Nolan wiped his neck and rocked his head from side to side, listening to the muscles pop. His mama was right, he thought. Things were changing so fast. Some days he felt as if he were constantly losing ground. He should go home and do his exercises, take a hot bath and lie down for a while. Get some rest. He could drop by the store later, when he wasn’t so tired. And if he got in a good long nap, he could try the sheet music Delia’s friend Rosemary had sent from California, a Tone Kwas duet for clarinets. If he had time, he could try each of the parts. He glanced over at the lot and saw only one truck outside the store, a Chevron emblem o
n the door.
“Billy Tucker. Oh, hell.” Nolan almost went on by, but then he remembered how busy Dede could get in the afternoons. He rocked his head again. “All right,” he said to Billy Tucker’s truck as he pulled into the lot. He could see Billy’s green shirt just inside the door as he climbed out of his car and walked toward the store.

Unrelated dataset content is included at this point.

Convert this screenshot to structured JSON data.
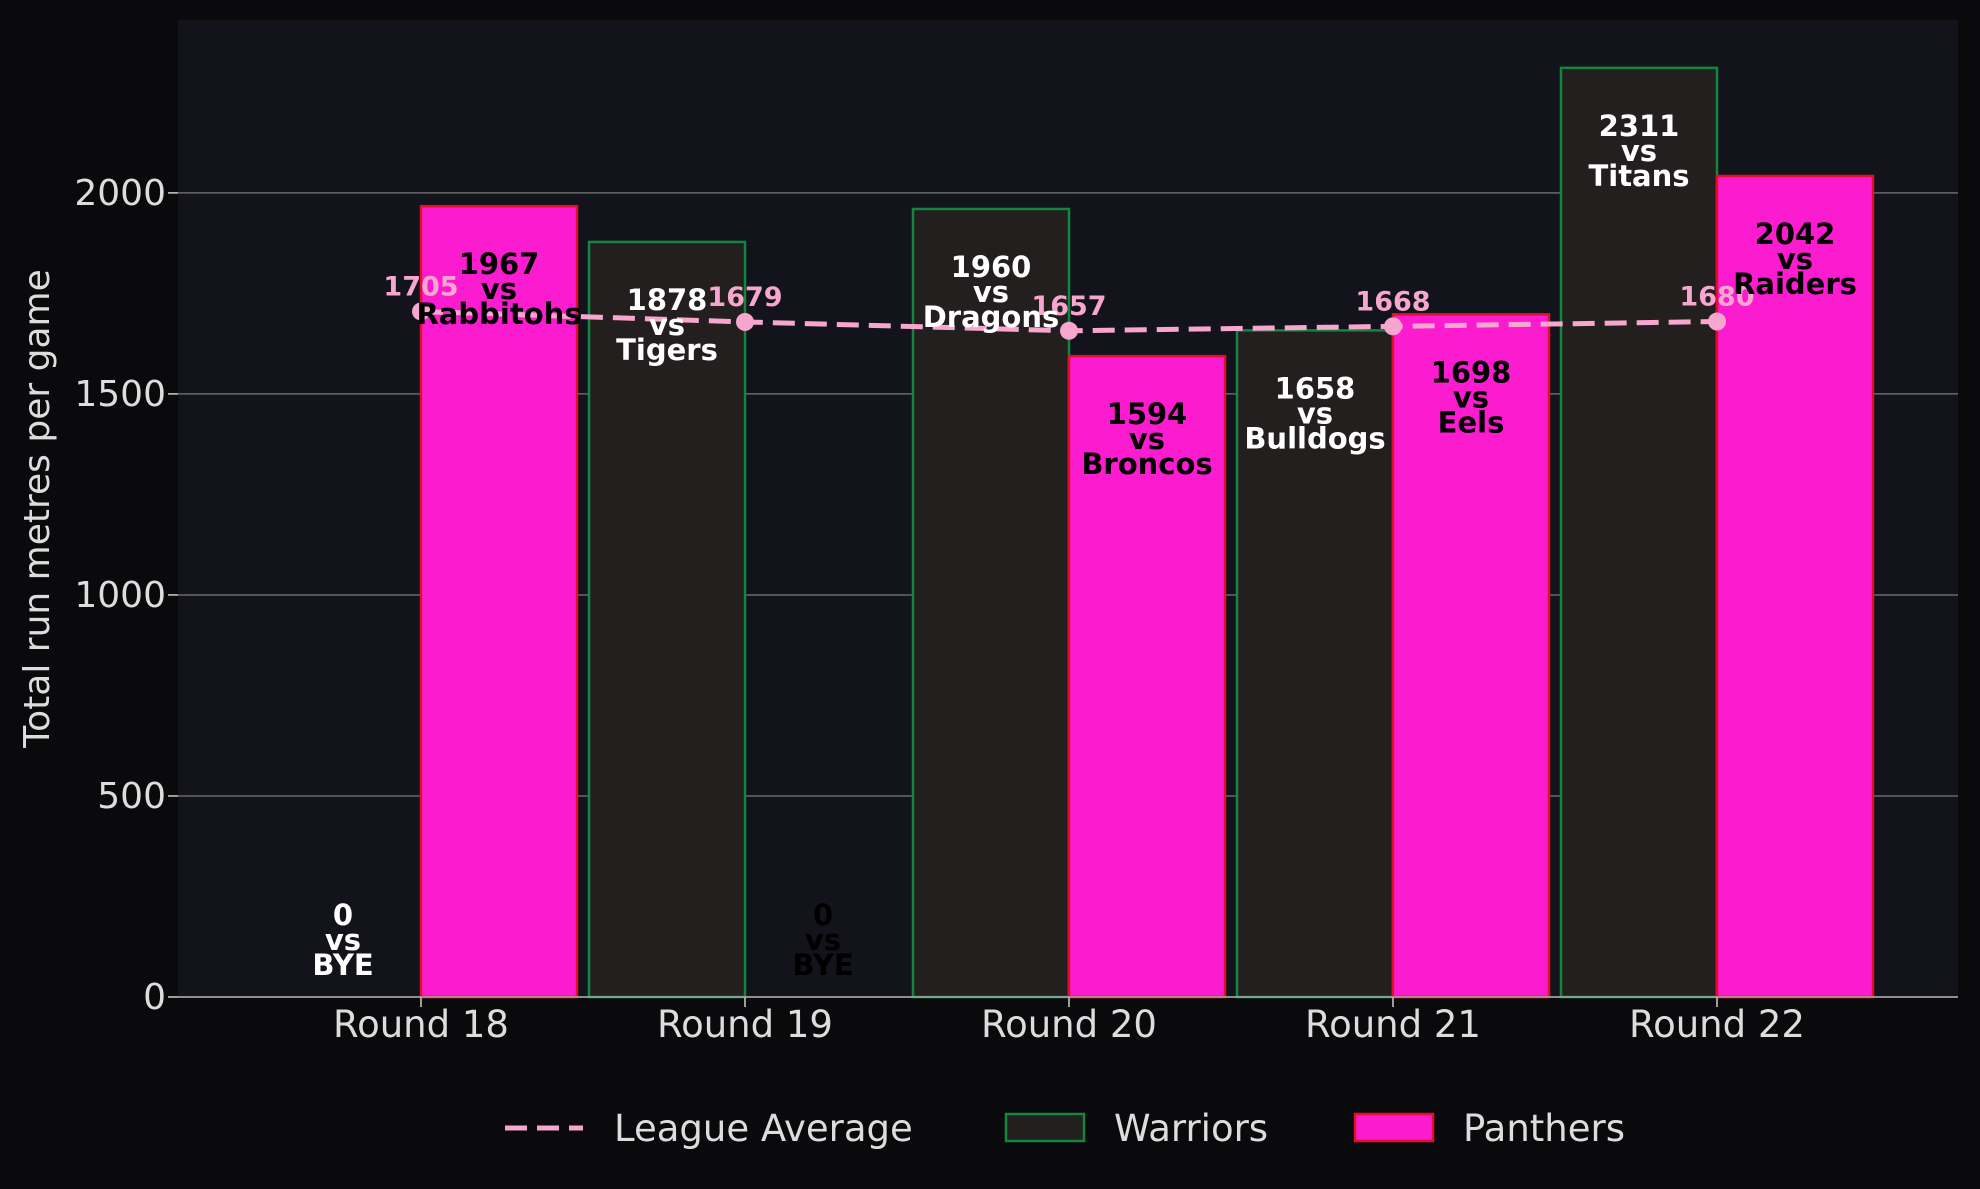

On the third step he saw the gun. Nolan stopped. Billy Tucker was standing in Dede’s convenience store with a gun in his hand.
“Oh, Lord,” Nolan whispered.
He looked around quickly, up the road and back down toward Delia’s place. There was no one around, no cars in sight. Nolan looked back to the store. He saw Billy take a step forward. The gun in his hand was angled down. Nolan went forward another two steps and saw Dede on the floor, her face turned up and expressionless, her gaze intent on Billy’s face.
There was a shout and Nolan flinched. Billy was yelling. The gun in his hand wavered and shook. Billy’s head rocked and swung. There were mumbled unintelligible sounds coming through the glass facade of the store. Cursing. Nolan listened to Billy cursing in a deadened monotone. He’s gone crazy, Nolan thought. Billy Tucker has gone crazy and he’s going to kill Dede.
“I said stay down, bitch!” The words were muffled and peculiar through the glass doors, almost rubbery and echoing as if coming from the other end of a tunnel.
Nolan moved forward carefully, quietly. A bird was singing in a tree at the edge of the lot. Dede’s face was still upturned and empty. Billy had lowered the gun a little, and was holding it now in front of his belly, the sight still centered on Dede.
“You don’t give a shit about me,” he screamed. “You just always thinking about your silly-ass self.”
Nolan put his hand on the right double door. A wave of dizziness swung over him. He looked down and saw his shadow, small and hunched, just visible in the patch of sunlight that shone through the glass-paneled door. He had no idea what he was going to do. I’m going to get killed, he thought.